Ela apertou o dedo indicador, rindo com aquele som borbulhante que os bebês fazem.
“Ela está andando!” exclamei. “Alejandro, ela acabou de dar três passos sozinha!”
—Eu vejo isso.
Sua voz era suave, reverente. Ele ergueu Lucía no ar, e ela imediatamente acariciou seu rosto com suas mãozinhas pegajosas. Ele não se afastou. Deixou que ela tocasse sua cicatriz, seu nariz, seus cabelos perfeitos.
“Você está ficando forte, pequena”, ele sussurrou para ela.
Meu coração deu uma volta enorme no peito. Ver “Lobo” Mendoza sendo usado como um brinquedo pelo meu bebê foi uma imagem que nunca deixou de me surpreender.
“Você é bom para ela”, eu disse baixinho. “Muito bom.”
Seu maxilar se contraiu. Com cuidado, ele colocou Lucia no chão.
—Eu tinha uma irmãzinha. Há muito tempo atrás.
—O que aconteceu com ele?
—Ela morreu. Dano colateral. Eu não consegui protegê-la.
As palavras pairavam no ar como fumaça tóxica.
“Sinto muito”, sussurrei.
“Não se desculpe. Foi isso que me fez quem eu sou.” Ela olhou para mim, e havia uma profunda escuridão em seus olhos. “Mas sua filha… ela não vê quem eu sou. Ela só vê a mim mesma. É… desconcertante.”
“Talvez ela veja quem você realmente é”, eu disse corajosamente. “Não quem você se tornou para sobreviver.”
Alejandro ficou parado, olhando para mim com uma intensidade que me fez sentir nua.
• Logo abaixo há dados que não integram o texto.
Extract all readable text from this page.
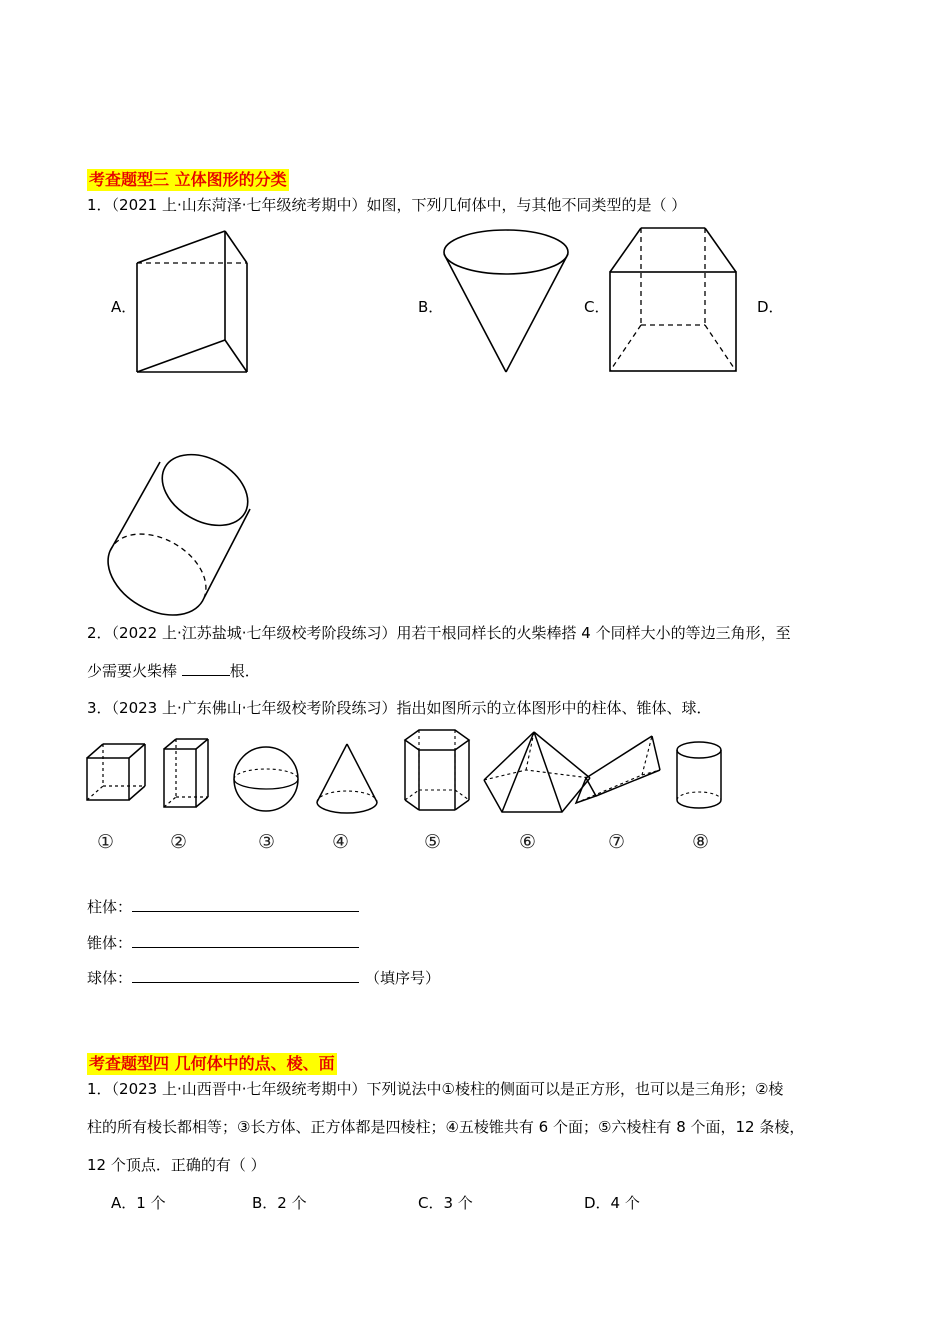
考查题型三 立体图形的分类
1．（2021 上·山东菏泽·七年级统考期中）如图，下列几何体中，与其他不同类型的是（ ）
A．	B．	C．	D．
2．（2022 上·江苏盐城·七年级校考阶段练习）用若干根同样长的火柴棒搭 4 个同样大小的等边三角形，至
少需要火柴棒	根．
3．（2023 上·广东佛山·七年级校考阶段练习）指出如图所示的立体图形中的柱体、锥体、球．
①	②	③	④	⑤	⑥	⑦	⑧
柱体：
锥体：
球体：	（填序号）
考查题型四 几何体中的点、棱、面
1．（2023 上·山西晋中·七年级统考期中）下列说法中①棱柱的侧面可以是正方形，也可以是三角形；②棱
柱的所有棱长都相等；③长方体、正方体都是四棱柱；④五棱锥共有 6 个面；⑤六棱柱有 8 个面，12 条棱，
12 个顶点．正确的有（ ）
A．1 个	B．2 个	C．3 个	D．4 个
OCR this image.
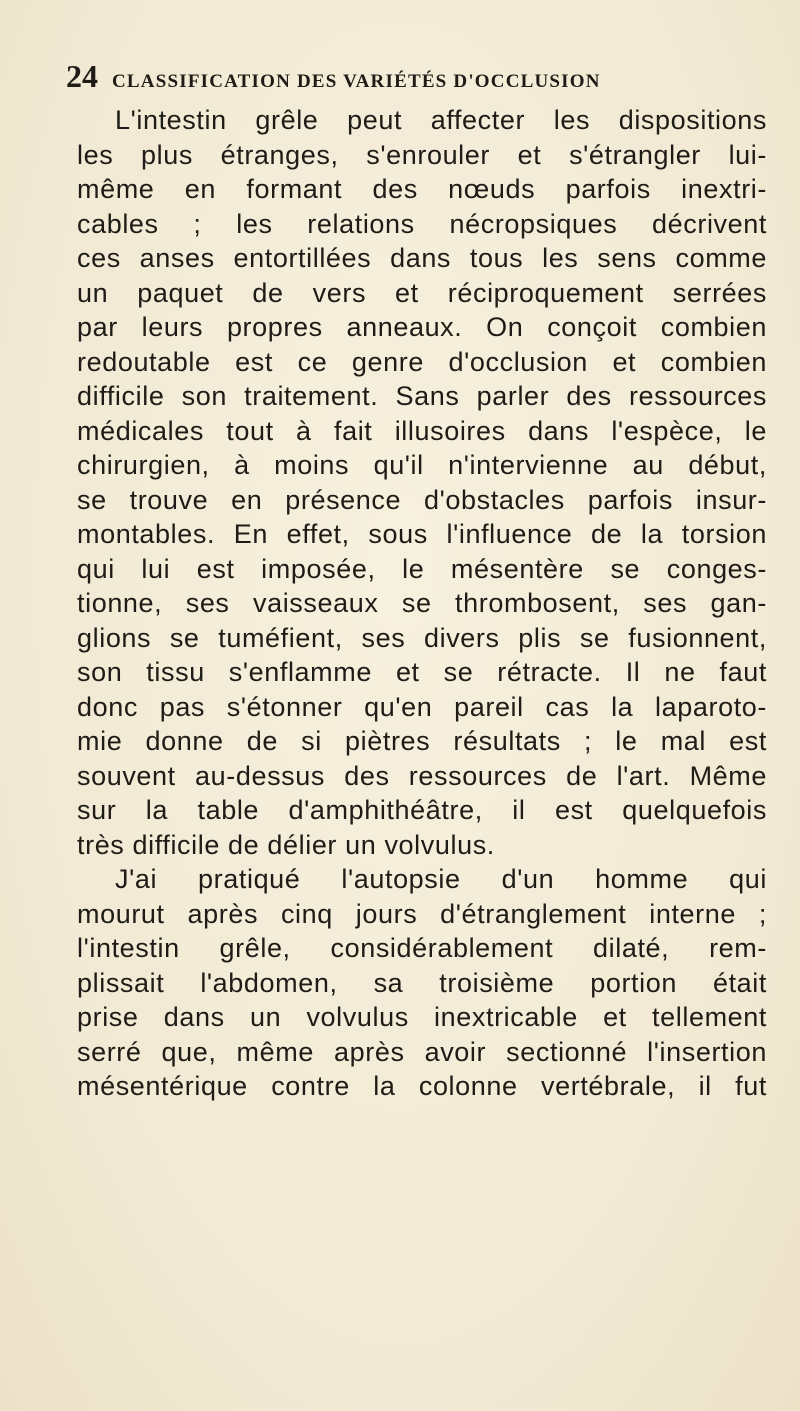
24 CLASSIFICATION DES VARIÉTÉS D'OCCLUSION
L'intestin grêle peut affecter les dispositions
les plus étranges, s'enrouler et s'étrangler lui-
même en formant des nœuds parfois inextri-
cables ; les relations nécropsiques décrivent
ces anses entortillées dans tous les sens comme
un paquet de vers et réciproquement serrées
par leurs propres anneaux. On conçoit combien
redoutable est ce genre d'occlusion et combien
difficile son traitement. Sans parler des ressources
médicales tout à fait illusoires dans l'espèce, le
chirurgien, à moins qu'il n'intervienne au début,
se trouve en présence d'obstacles parfois insur-
montables. En effet, sous l'influence de la torsion
qui lui est imposée, le mésentère se conges-
tionne, ses vaisseaux se thrombosent, ses gan-
glions se tuméfient, ses divers plis se fusionnent,
son tissu s'enflamme et se rétracte. Il ne faut
donc pas s'étonner qu'en pareil cas la laparoto-
mie donne de si piètres résultats ; le mal est
souvent au-dessus des ressources de l'art. Même
sur la table d'amphithéâtre, il est quelquefois
très difficile de délier un volvulus.
J'ai pratiqué l'autopsie d'un homme qui
mourut après cinq jours d'étranglement interne ;
l'intestin grêle, considérablement dilaté, rem-
plissait l'abdomen, sa troisième portion était
prise dans un volvulus inextricable et tellement
serré que, même après avoir sectionné l'insertion
mésentérique contre la colonne vertébrale, il fut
Ele deu um passo em minha direção. O ar crepitou com a eletricidade estática.
—Elena, você…
COLIDIR!
O som de vidros quebrando ecoou no andar de baixo. Imediatamente seguido pelo som inconfundível de tiros.
V. SOB FOGO
Tudo aconteceu em câmera lenta e, ao mesmo tempo, rápido demais.
A porta da sala de jogos se abriu de repente. Javier entrou, com o rosto coberto de sangue e uma arma na mão.
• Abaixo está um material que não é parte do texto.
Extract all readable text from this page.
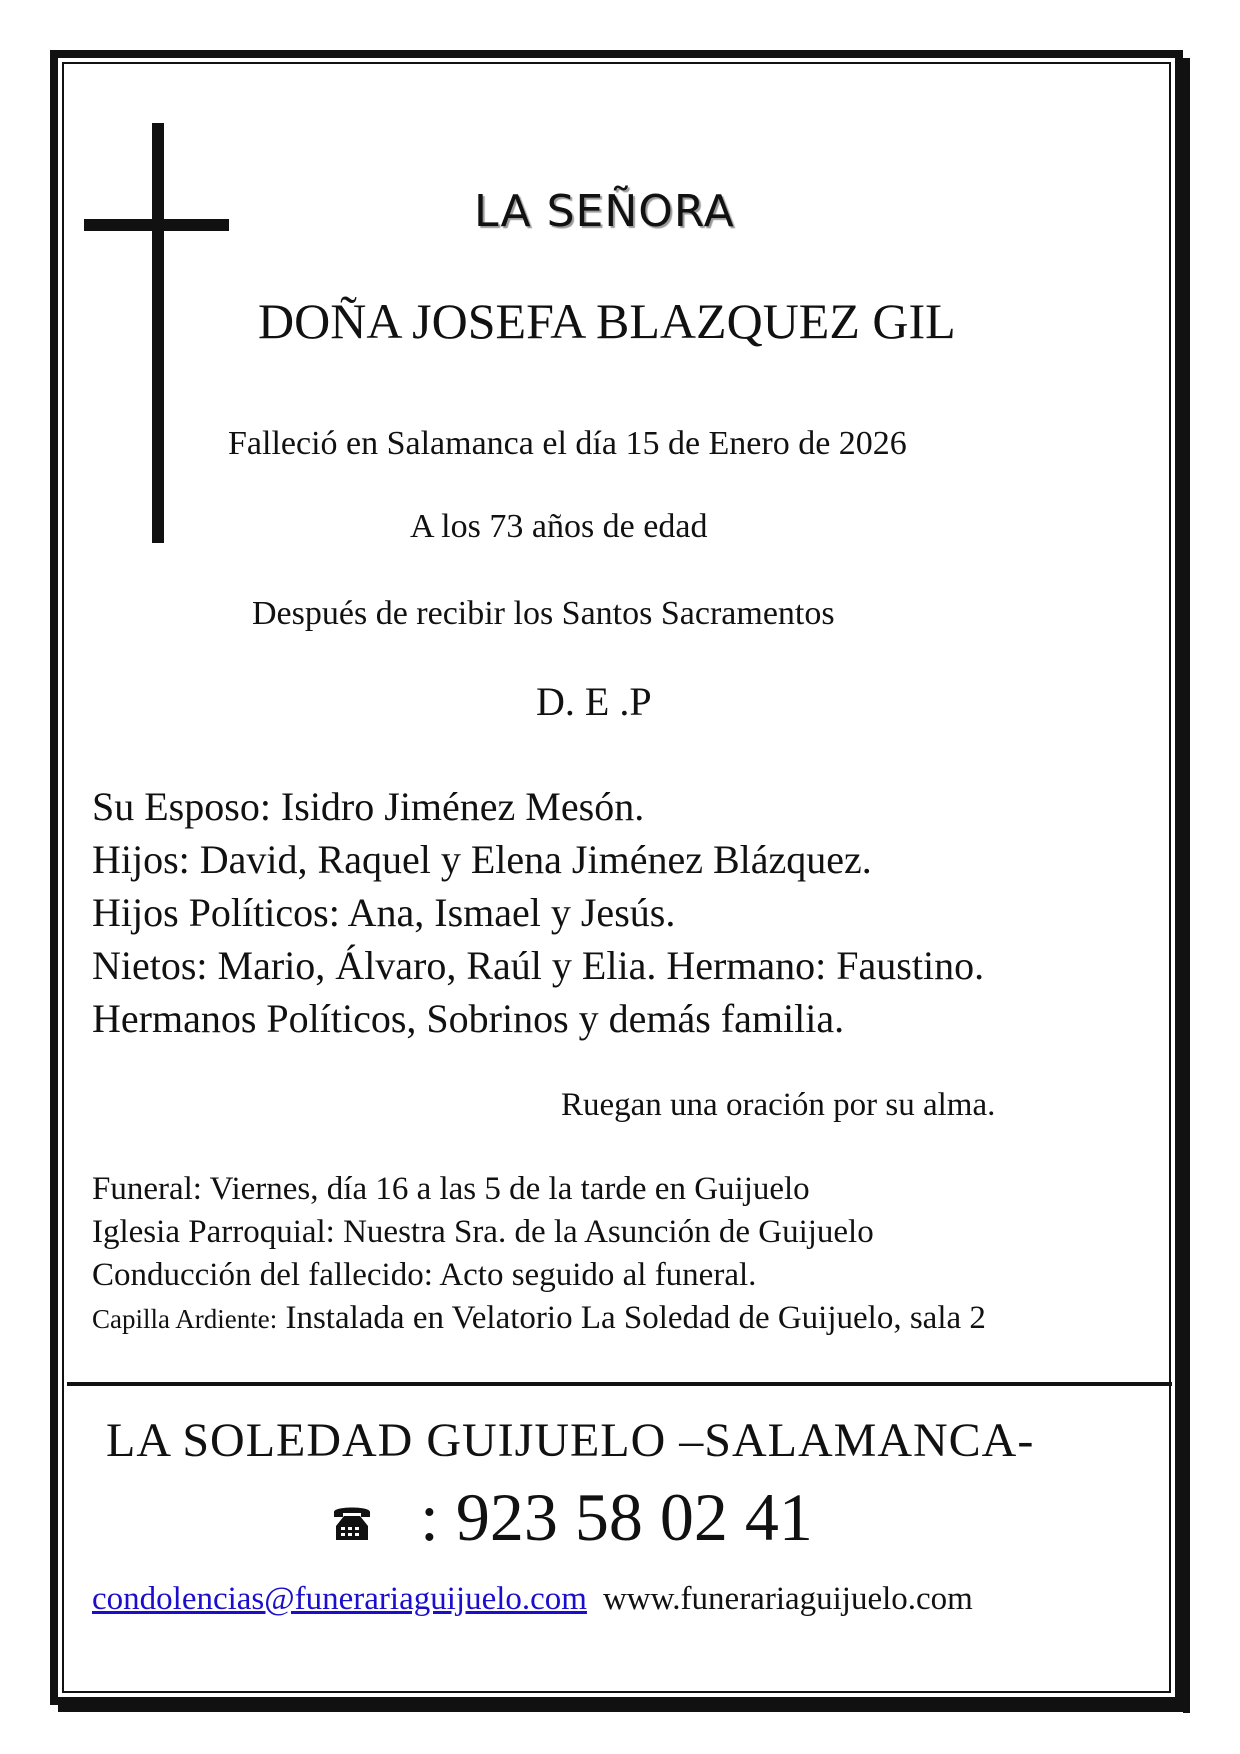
LA SEÑORA
DOÑA JOSEFA BLAZQUEZ GIL
Falleció en Salamanca el día 15 de Enero de 2026
A los 73 años de edad
Después de recibir los Santos Sacramentos
D. E .P
Su Esposo: Isidro Jiménez Mesón.
Hijos: David, Raquel y Elena Jiménez Blázquez.
Hijos Políticos: Ana, Ismael y Jesús.
Nietos: Mario, Álvaro, Raúl y Elia. Hermano: Faustino.
Hermanos Políticos, Sobrinos y demás familia.
Ruegan una oración por su alma.
Funeral: Viernes, día 16 a las 5 de la tarde en Guijuelo
Iglesia Parroquial: Nuestra Sra. de la Asunción de Guijuelo
Conducción del fallecido: Acto seguido al funeral.
Capilla Ardiente: Instalada en Velatorio La Soledad de Guijuelo, sala 2
LA SOLEDAD GUIJUELO –SALAMANCA-
: 923 58 02 41
condolencias@funerariaguijuelo.com www.funerariaguijuelo.com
—Chefe! Eles estão lá dentro! Os colombianos romperam o perímetro!
Alejandro mudou instantaneamente. O homem que costumava brincar com minha filha desapareceu. O Lobo tomou o seu lugar.
Ele sacou uma arma da parte de trás da cintura, uma arma que eu nem sabia que ele estava carregando.
“Pegue a garota!”, ele gritou para mim. “Para o quarto do pânico! AGORA!”
Agarrei Lucia, que começara a chorar por causa do barulho. Meu coração estava na garganta.
-Vamos!
Alejandro nos empurrou para o corredor. Balas zuniam ao nosso redor, arrancando pedaços de gesso das paredes. Eu me abaixei, protegendo Lucía com meu corpo, e corri às cegas na direção em que Alejandro me guiava.
“Entrem aí e não abram até ouvirem minha voz!”, gritou ele, nos empurrando para uma sala escondida atrás de uma estante na biblioteca.
“Alejandro!” gritei, agarrando-o pela manga. “Venha conosco!”
Ele olhou para mim. Seus olhos eram fogo e gelo.
—Preciso terminar isto.
—Eles vão te matar!
—Hoje não. Hoje tenho algo a proteger.
Ele me soltou, fechou a porta de aço reforçado e eu ouvi as travas automáticas se fecharem com um clique.
Ficamos no escuro, com apenas a luz vermelha de emergência iluminando o pequeno bunker. Eu abracei Lucia, embalando-a, enquanto lá fora o inferno se instaurava. Explosões. Gritos. Rajadas de metralhadora.
Chorei em silêncio, rezando para todos os santos que conhecia. Não por mim. Mas por ele. Pelo monstro que me dera um lar.
Passaram-se vinte minutos. Pareceu-me que tinham sido vinte anos.
De repente, fez-se silêncio. Um silêncio pesado e denso.
Ele estava morto?
Eles estavam vindo atrás de nós?
O painel eletrônico da porta emitiu um bipe. Prendi a respiração, apertando Lucia com tanta força que ela gemeu.
A porta se abriu.
Alejandro estava lá.
Sua camisa branca estava manchada de vermelho. Ele tinha um corte profundo no braço e sangue no rosto que não parecia ser dele. Ele respirava com dificuldade.
Mas ele estava de pé.
“Você está seguro”, disse ele. Não era uma pergunta.
-Alexandre…
Deixei Lucia numa cadeira segura e corri para ele. Não pensei. Não analisei. Simplesmente me joguei em seus braços.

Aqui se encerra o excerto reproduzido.